The 2-Meter Barrier: How the XN13 Digs 2,020mm Deep in a 1.3-Ton Frame
The 2-Meter Barrier: How the XN13 Digs 2,020mm Deep in a 1.3-Ton Frame
Reviewed by Justin, Product Engineer at Rhinoceros (Shandong Kenstone Heavy Machinery Co., Ltd.). Engineering notes based on official factory specifications, July 2026.
A septic line usually sits somewhere between 1.8 and 2.2 meters down. Anything shallower than that, and a machine simply can't finish the job in one pass-it has to claw partway down, back out, reposition, and go again. In the sub-1.5-ton class, that extra depth is normally the first spec buyers give up on to keep the machine small enough for a trailer or a backyard gate. The Rhinoceros XN13 reaches 2,020 mm without giving up that footprint.
Here's what that number actually means on a jobsite, and what it takes structurally to get there without the machine feeling unstable at full reach.
What 2,020mm Buys You in Practice
Most 1.3-ton class excavators top out around 1,700-1,800 mm of digging depth. The XN13's 2,020 mm clears that by 220-320 mm, which sounds small until it's the difference between finishing a trench for a frost-depth water line and having to switch to hand-digging the last foot with a shovel. For septic lines, deep footings, and utility trenches in colder climates, that margin is often the entire reason a 1.3-ton machine gets picked over a 2-ton one that can't fit through the same gate.
How a Machine This Light Reaches That Deep
Digging depth in this weight class is a balancing act, not a single spec you can chase in isolation. A longer arm reaches deeper, but a longer arm also shifts more weight forward at full extension-and on a machine this light, that's exactly the point where a poorly balanced excavator starts to lift its rear tracks off the ground.
Rhinoceros addresses that balance from two directions rather than one. The XN13's 1,290 kg operating weight is roughly 170 kg heavier than the class standard, and that mass is placed to counteract the arm's reach rather than just add bulk. On the hydraulic side, the high-flow constant displacement system feeds the arm and bucket cylinders at a steady rate through the full stroke, so digging force doesn't taper off as the bucket approaches maximum depth -a common complaint on lighter machines running variable-flow pumps under load.

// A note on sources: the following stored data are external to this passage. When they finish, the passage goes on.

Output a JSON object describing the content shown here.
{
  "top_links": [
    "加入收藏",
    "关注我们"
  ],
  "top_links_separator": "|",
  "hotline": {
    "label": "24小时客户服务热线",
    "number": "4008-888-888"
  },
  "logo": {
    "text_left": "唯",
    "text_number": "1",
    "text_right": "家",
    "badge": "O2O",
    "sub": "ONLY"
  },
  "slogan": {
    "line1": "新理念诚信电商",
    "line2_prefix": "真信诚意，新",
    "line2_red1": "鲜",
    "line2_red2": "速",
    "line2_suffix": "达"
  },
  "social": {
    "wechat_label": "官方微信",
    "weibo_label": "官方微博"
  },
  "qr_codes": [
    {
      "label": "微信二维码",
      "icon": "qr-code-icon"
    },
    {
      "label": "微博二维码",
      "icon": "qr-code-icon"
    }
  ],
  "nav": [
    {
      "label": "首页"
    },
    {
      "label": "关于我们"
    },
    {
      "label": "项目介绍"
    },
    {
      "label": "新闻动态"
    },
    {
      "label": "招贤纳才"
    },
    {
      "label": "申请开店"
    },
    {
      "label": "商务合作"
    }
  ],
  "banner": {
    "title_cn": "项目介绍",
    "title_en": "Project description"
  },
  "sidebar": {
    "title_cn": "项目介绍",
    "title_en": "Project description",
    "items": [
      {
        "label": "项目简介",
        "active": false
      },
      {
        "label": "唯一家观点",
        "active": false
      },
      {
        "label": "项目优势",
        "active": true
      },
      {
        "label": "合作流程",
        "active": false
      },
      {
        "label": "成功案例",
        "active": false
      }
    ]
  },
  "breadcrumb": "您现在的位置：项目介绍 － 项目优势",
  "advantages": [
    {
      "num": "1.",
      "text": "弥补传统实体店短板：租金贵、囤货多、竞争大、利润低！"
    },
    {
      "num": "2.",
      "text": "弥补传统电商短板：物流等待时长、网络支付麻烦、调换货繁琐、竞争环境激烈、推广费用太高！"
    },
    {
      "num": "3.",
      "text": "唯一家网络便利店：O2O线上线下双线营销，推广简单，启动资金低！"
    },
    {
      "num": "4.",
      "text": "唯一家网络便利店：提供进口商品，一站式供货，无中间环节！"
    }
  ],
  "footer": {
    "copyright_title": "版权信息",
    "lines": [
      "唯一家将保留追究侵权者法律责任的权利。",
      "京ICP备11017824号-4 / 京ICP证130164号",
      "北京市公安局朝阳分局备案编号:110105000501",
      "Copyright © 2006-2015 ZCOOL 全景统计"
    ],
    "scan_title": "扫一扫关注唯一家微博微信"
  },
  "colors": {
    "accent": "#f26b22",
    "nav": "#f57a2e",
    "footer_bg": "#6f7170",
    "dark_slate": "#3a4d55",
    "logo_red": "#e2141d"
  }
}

The undercarriage does the rest of the work. Tracks that expand from 850 mm to 1,000 mm give the XN13 a wider stance to dig from once it's past a gate or fence line, which matters more at full arm extension than it does when the bucket is close to the machine.
Where This Matters Most
Three job types tend to hit the depth ceiling on lighter excavators first: septic and sewer line installation, footings for additions or retaining walls, and drainage work below the frost line in northern climates. On all three, the alternative to enough digging depth is't a smaller machine-it's more time, more repositioning, and in cold-climate footings, sometimes a failed inspection if the depth requirement is't met on the first attempt.
Technical FAQ
Does the extra digging depth come at the cost of lifting capacity?
No. The added operating weight and counterbalance are specifically there to support the arm at full extension, which is also where lift capacity is most sensitive to machine balance.
Will the XN13 tip forward when the bucket is at maximum depth on soft ground?
The wider 1,000 mm track stance (expanded from the 850 mm transport width) is designed for exactly this scenario-full digging reach on uneven or soft terrain.
Specifications are based on official factory data for 2026 Rhinoceros XN13 configurations.